Work-out mit Kangatraining: Das bietet der Kanga-Kursus in Sankt Augustin

Work-out mit Kangatraining : Das bietet der Kanga-Kursus in Sankt Augustin

Mütter und ihre Babys machen gemeinsam Sport im Familienzentrum Maria Königin. Erfunden wurde dieses Training vor zehn Jahren in Österreich. Mittlerweile ist das Fitness-Training auch im Rhein-Sieg-Kreis angekommen.

Sport machen mit Baby – das ist möglich beim Kangatraining, das das Familienzentrum Sankt Maria Königin in Sankt Augustin-Ort anbietet.
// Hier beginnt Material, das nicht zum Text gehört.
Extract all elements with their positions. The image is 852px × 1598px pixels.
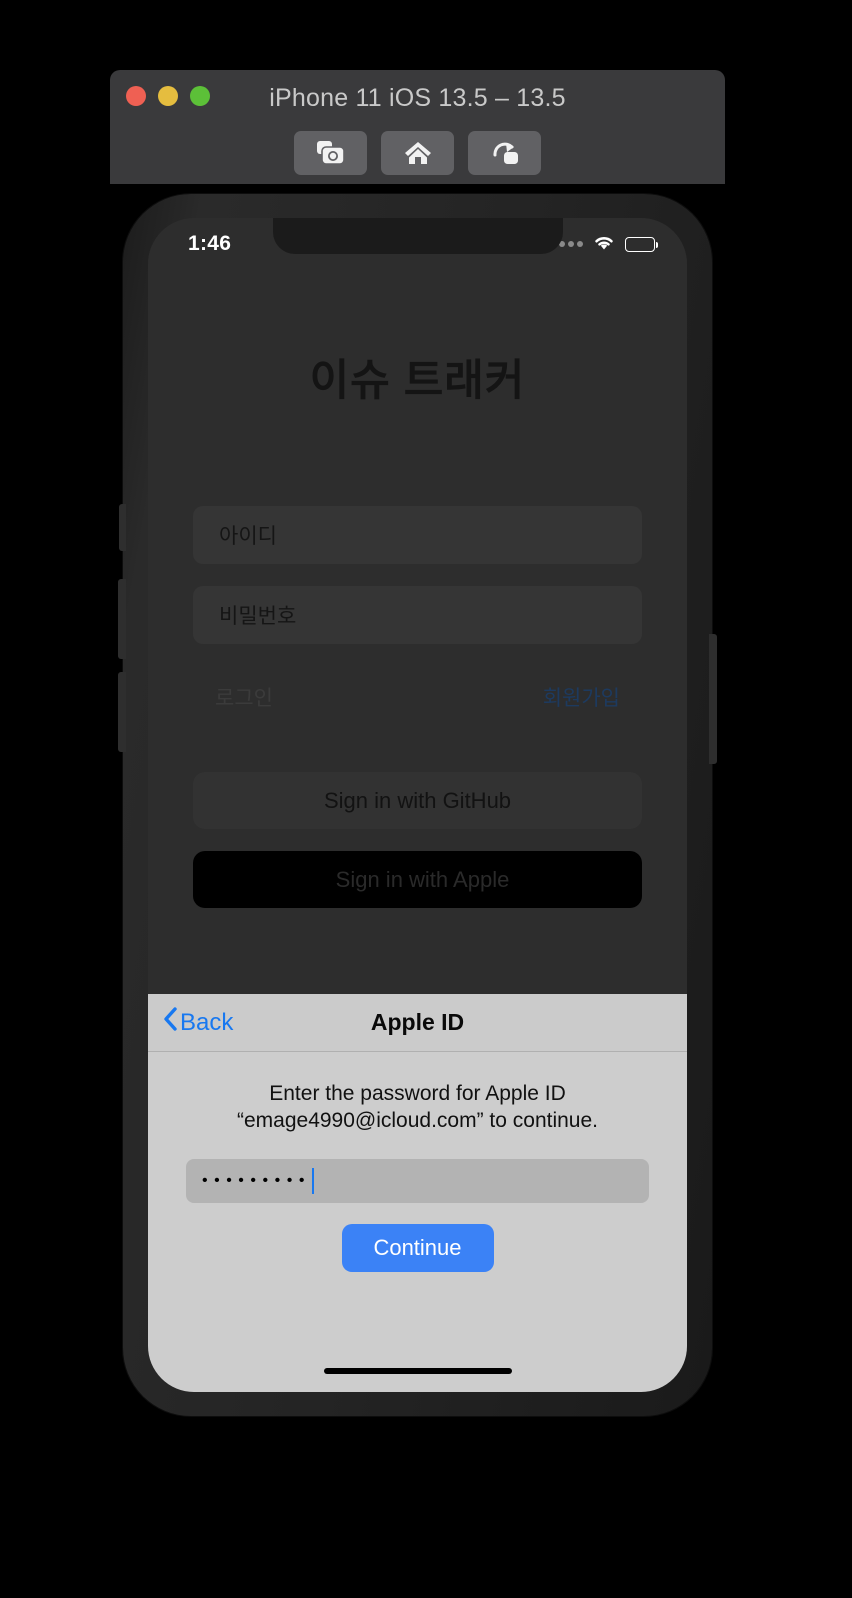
id-input[interactable]: 아이디	[193, 506, 642, 564]
sheet-message-line1: Enter the password for Apple ID	[269, 1082, 566, 1105]
screenshot-button[interactable]	[294, 131, 367, 175]
continue-button[interactable]: Continue	[341, 1223, 494, 1272]
wifi-icon	[592, 233, 616, 256]
rotate-icon	[490, 140, 520, 166]
simulator-toolbar	[110, 131, 725, 175]
simulator-titlebar: iPhone 11 iOS 13.5 – 13.5	[110, 70, 725, 184]
text-caret	[311, 1167, 315, 1194]
status-bar-indicators	[550, 233, 658, 256]
back-button-label: Back	[180, 1008, 234, 1036]
volume-up-button[interactable]	[118, 579, 126, 659]
rotate-button[interactable]	[468, 131, 541, 175]
apple-id-password-input[interactable]: •••••••••	[186, 1158, 649, 1203]
chevron-left-icon	[162, 1006, 178, 1039]
password-input-placeholder: 비밀번호	[219, 605, 297, 628]
home-icon	[403, 140, 433, 166]
password-input[interactable]: 비밀번호	[193, 586, 642, 644]
iphone-device-frame: 이슈 트래커 아이디 비밀번호 로그인 회원가입 Sign in with Gi…	[118, 194, 717, 1416]
page-title: 이슈 트래커	[309, 357, 526, 405]
apple-id-sheet: Back Apple ID Enter the password for App…	[148, 994, 687, 1392]
apple-button-label: Sign in with Apple	[335, 866, 510, 892]
screenshot-camera-icon	[316, 140, 346, 166]
home-indicator[interactable]	[323, 1368, 512, 1374]
github-button-label: Sign in with GitHub	[323, 787, 512, 813]
device-screen: 이슈 트래커 아이디 비밀번호 로그인 회원가입 Sign in with Gi…	[148, 218, 687, 1392]
continue-button-label: Continue	[373, 1234, 462, 1260]
password-masked-value: •••••••••	[202, 1171, 311, 1189]
home-button[interactable]	[381, 131, 454, 175]
signup-link[interactable]: 회원가입	[543, 682, 620, 712]
volume-down-button[interactable]	[118, 672, 126, 752]
sheet-body: Enter the password for Apple ID “emage49…	[148, 1052, 687, 1272]
silent-switch[interactable]	[119, 504, 126, 551]
battery-icon	[625, 236, 658, 252]
sheet-message: Enter the password for Apple ID “emage49…	[178, 1080, 657, 1135]
sign-in-with-apple-button[interactable]: Sign in with Apple	[193, 851, 642, 908]
device-notch	[272, 218, 563, 254]
simulator-window-title: iPhone 11 iOS 13.5 – 13.5	[269, 84, 566, 112]
sign-in-with-github-button[interactable]: Sign in with GitHub	[193, 772, 642, 829]
power-button[interactable]	[709, 634, 717, 764]
back-button[interactable]: Back	[148, 1006, 233, 1039]
status-bar-time: 1:46	[188, 232, 232, 255]
sheet-message-line2: “emage4990@icloud.com” to continue.	[236, 1109, 599, 1133]
id-input-placeholder: 아이디	[219, 525, 277, 548]
auth-links-row: 로그인 회원가입	[193, 682, 642, 712]
login-button[interactable]: 로그인	[215, 682, 273, 712]
sheet-navigation-bar: Back Apple ID	[148, 994, 687, 1052]
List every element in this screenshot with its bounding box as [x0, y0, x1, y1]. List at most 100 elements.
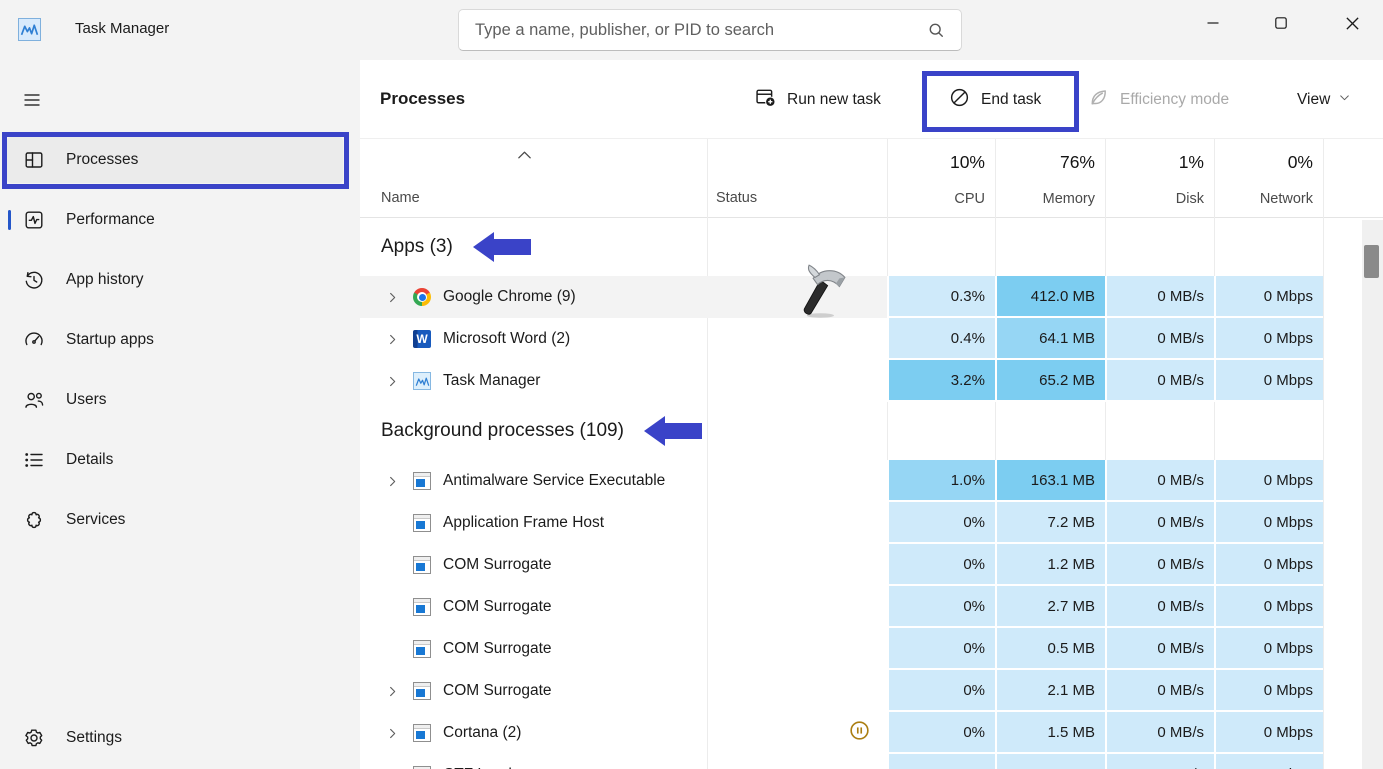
- memory-cell: 163.1 MB: [995, 460, 1105, 502]
- close-button[interactable]: [1329, 0, 1375, 46]
- titlebar: Task Manager: [0, 0, 1383, 60]
- sidebar: Processes Performance App history Startup a…: [0, 60, 360, 769]
- process-name: Application Frame Host: [443, 514, 604, 532]
- minimize-button[interactable]: [1190, 0, 1236, 46]
- sidebar-item-label: Services: [66, 511, 125, 529]
- cpu-cell: 0.3%: [887, 276, 995, 318]
- group-header-apps-3-[interactable]: Apps (3): [360, 218, 1323, 276]
- end-task-button[interactable]: End task: [948, 80, 1041, 120]
- cpu-cell: 0.4%: [887, 318, 995, 360]
- menu-toggle-button[interactable]: [16, 84, 48, 116]
- window-icon: [413, 640, 431, 658]
- process-name-cell: Google Chrome (9): [360, 276, 707, 318]
- details-icon: [22, 448, 46, 472]
- group-header-background-processes-109-[interactable]: Background processes (109): [360, 402, 1323, 460]
- process-name: Cortana (2): [443, 724, 521, 742]
- startup-apps-icon: [22, 328, 46, 352]
- selected-accent-pill: [8, 210, 11, 230]
- sidebar-item-app-history[interactable]: App history: [7, 257, 343, 303]
- cpu-cell: 0%: [887, 670, 995, 712]
- disk-cell: 0 MB/s: [1105, 628, 1214, 670]
- column-header-memory[interactable]: 76% Memory: [995, 139, 1105, 218]
- process-row-cortana-2-[interactable]: Cortana (2)0%1.5 MB0 MB/s0 Mbps: [360, 712, 1323, 754]
- column-header-status[interactable]: Status: [716, 190, 757, 206]
- memory-total-usage: 76%: [1060, 152, 1095, 173]
- efficiency-mode-button[interactable]: Efficiency mode: [1087, 80, 1229, 120]
- process-row-antimalware-service-executable[interactable]: Antimalware Service Executable1.0%163.1 …: [360, 460, 1323, 502]
- sidebar-item-startup-apps[interactable]: Startup apps: [7, 317, 343, 363]
- chrome-icon: [413, 288, 431, 306]
- sidebar-item-label: Startup apps: [66, 331, 154, 349]
- search-box[interactable]: [458, 9, 962, 51]
- scrollbar-thumb[interactable]: [1364, 245, 1379, 278]
- process-name-cell: COM Surrogate: [360, 544, 707, 586]
- process-row-com-surrogate[interactable]: COM Surrogate0%2.1 MB0 MB/s0 Mbps: [360, 670, 1323, 712]
- disk-cell: 0 MB/s: [1105, 754, 1214, 769]
- status-cell: [707, 712, 887, 754]
- window-icon: [413, 682, 431, 700]
- process-row-com-surrogate[interactable]: COM Surrogate0%2.7 MB0 MB/s0 Mbps: [360, 586, 1323, 628]
- chevron-right-icon[interactable]: [385, 474, 401, 489]
- view-menu-button[interactable]: View: [1297, 80, 1351, 120]
- network-cell: 0 Mbps: [1214, 318, 1323, 360]
- task-manager-window: Task Manager Processes Performance App his…: [0, 0, 1383, 769]
- run-new-task-button[interactable]: Run new task: [754, 80, 881, 120]
- disk-cell: 0 MB/s: [1105, 586, 1214, 628]
- sidebar-item-services[interactable]: Services: [7, 497, 343, 543]
- window-icon: [413, 472, 431, 490]
- sidebar-item-processes[interactable]: Processes: [7, 137, 343, 183]
- settings-icon: [22, 726, 46, 750]
- column-header-disk[interactable]: 1% Disk: [1105, 139, 1214, 218]
- search-input[interactable]: [459, 10, 911, 50]
- cpu-cell: 3.2%: [887, 360, 995, 402]
- page-title: Processes: [380, 89, 465, 109]
- memory-cell: 64.1 MB: [995, 318, 1105, 360]
- network-total-usage: 0%: [1288, 152, 1313, 173]
- process-name-cell: Application Frame Host: [360, 502, 707, 544]
- process-name: Antimalware Service Executable: [443, 472, 665, 490]
- sidebar-item-label: Users: [66, 391, 106, 409]
- process-name-cell: COM Surrogate: [360, 586, 707, 628]
- task-manager-icon: [413, 372, 431, 390]
- maximize-button[interactable]: [1258, 0, 1304, 46]
- status-cell: [707, 502, 887, 544]
- disk-cell: 0 MB/s: [1105, 360, 1214, 402]
- sidebar-item-users[interactable]: Users: [7, 377, 343, 423]
- column-header-name[interactable]: Name: [381, 190, 420, 206]
- process-row-com-surrogate[interactable]: COM Surrogate0%0.5 MB0 MB/s0 Mbps: [360, 628, 1323, 670]
- process-row-task-manager[interactable]: Task Manager3.2%65.2 MB0 MB/s0 Mbps: [360, 360, 1323, 402]
- sidebar-item-details[interactable]: Details: [7, 437, 343, 483]
- process-name: COM Surrogate: [443, 556, 552, 574]
- scrollbar-track[interactable]: [1362, 220, 1383, 769]
- chevron-right-icon[interactable]: [385, 290, 401, 305]
- window-icon: [413, 556, 431, 574]
- performance-icon: [22, 208, 46, 232]
- sidebar-item-label: Processes: [66, 151, 138, 169]
- process-row-application-frame-host[interactable]: Application Frame Host0%7.2 MB0 MB/s0 Mb…: [360, 502, 1323, 544]
- network-cell: 0 Mbps: [1214, 586, 1323, 628]
- search-icon[interactable]: [926, 20, 947, 46]
- memory-cell: 1.5 MB: [995, 712, 1105, 754]
- end-task-icon: [948, 86, 971, 114]
- run-new-task-label: Run new task: [787, 91, 881, 109]
- column-header-network[interactable]: 0% Network: [1214, 139, 1323, 218]
- chevron-right-icon[interactable]: [385, 374, 401, 389]
- chevron-right-icon[interactable]: [385, 332, 401, 347]
- memory-cell: 1.7 MB: [995, 754, 1105, 769]
- network-cell: 0 Mbps: [1214, 628, 1323, 670]
- process-row-google-chrome-9-[interactable]: Google Chrome (9)0.3%412.0 MB0 MB/s0 Mbp…: [360, 276, 1323, 318]
- sidebar-item-label: Details: [66, 451, 113, 469]
- sidebar-nav: Processes Performance App history Startup a…: [7, 137, 343, 543]
- sidebar-item-performance[interactable]: Performance: [7, 197, 343, 243]
- memory-cell: 412.0 MB: [995, 276, 1105, 318]
- process-row-com-surrogate[interactable]: COM Surrogate0%1.2 MB0 MB/s0 Mbps: [360, 544, 1323, 586]
- chevron-right-icon[interactable]: [385, 684, 401, 699]
- cpu-cell: 0%: [887, 754, 995, 769]
- memory-cell: 7.2 MB: [995, 502, 1105, 544]
- column-header-cpu[interactable]: 10% CPU: [887, 139, 995, 218]
- sidebar-item-settings[interactable]: Settings: [7, 715, 343, 761]
- process-row-ctf-loader[interactable]: CTF Loader0%1.7 MB0 MB/s0 Mbps: [360, 754, 1323, 769]
- chevron-right-icon[interactable]: [385, 726, 401, 741]
- status-cell: [707, 544, 887, 586]
- process-row-microsoft-word-2-[interactable]: WMicrosoft Word (2)0.4%64.1 MB0 MB/s0 Mb…: [360, 318, 1323, 360]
Erfunden wurde dieses Training vor zehn Jahren in Österreich. Mittlerweile gibt es auch im Rhein-Sieg-Kreis Kangatraining. In Sankt Augustin etwa findet einmal im Quartal ein kostenloses Kennenlerntraining für junge Mütter mit Babys statt. Am Donnerstag war es so weit, und Kangatrainerin Minou Klatt begrüßte sechs junge Mütter und ihre Babys im Familienzentrum.

Beim Kangatraining in Sankt Augustin handelt es sich um einen fortlaufenden Kursus mit einer Dauer von acht Wochen. „Kangatraining ist ein anstrengendes Work-out, das postnatal angepasst ist“, sagte Klatt zu Beginn. „Es ist außerdem ein Intervalltraining, bei dem man zwischendurch immer wieder entspannen sollte.“ Wichtig sei das Training, da die Bauchmuskulatur bei einer Schwangerschaft auseinandergehe. „Sie wird beim Kangatraining von innen nach außen trainiert. Zuerst ist die tiefliegende Bauchmuskulatur dran.“

Mit dem Training beginnen können Mütter rund sechs bis acht Wochen nach einer natürlichen Entbindung oder zehn bis zwölf Wochen nach einem Kaiserschnitt. Selbst fünf Monate nach der Entbindung sowie während des Stillens haben Frauen laut Klatt noch Wassereinlagerungen. Besonders schonend für die Gelenke ist das Kangatraining außerdem. Vermeiden sollten junge Mütter das Joggen ein Jahr nach der Entbindung, da dies auf die Gelenke gehe, sagte Klatt. „Alles, was mit Hüpfen zu tun hat, schadet den Gelenken“, so die Kangatrainerin.

Somit starteten die Teilnehmerinnen mit einer ruhigen Aufwärmübung auf ihren Matten: Der „Sonnengruß“ enthält einige Yoga-Elemente, etwa die Kobra oder den herabschauenden Hund. Neugierig beobachteten die Babys ihre Mütter dabei, denn in diese Übung wurden sie noch nicht einbezogen. Auch bei den drei folgenden Bodenübungen durften die Babys noch zuschauen, krabbeln oder schlafen. Sie waren während des gesamten Kangatrainings nicht aus der Ruhe zu bringen. „Stillen und Füttern ist zwischendurch immer möglich“, sagte Klatt. „Die Babys sollen keinesfalls Hunger leiden.“ Erst als es zu den Muskelaufbauübungen und zum Tanzen kam, machten die Babys aktiv mit. Neben der Verbesserung von Körperhaltung und Ausdauer und der Kräftigung der Muskulatur ist beim Kangatraining auch die Nähe zum Kind wichtig.

Dafür gibt es Tragehilfen, in denen die Kinder das Training aktiv miterleben.Wer an einem kostenlosen Kennenlerntraining teilnehmen möchte, hat dazu wieder am Donnerstag, 6. Juni, Gelegenheit. Los geht es um 11 Uhr im Familienzentrum Sankt Maria Königin, Marienkirchstraße 8. Ab Sommer bietet Klatt außerdem „Prekanga“ an, ein Ganzkörper-Training für Schwangere.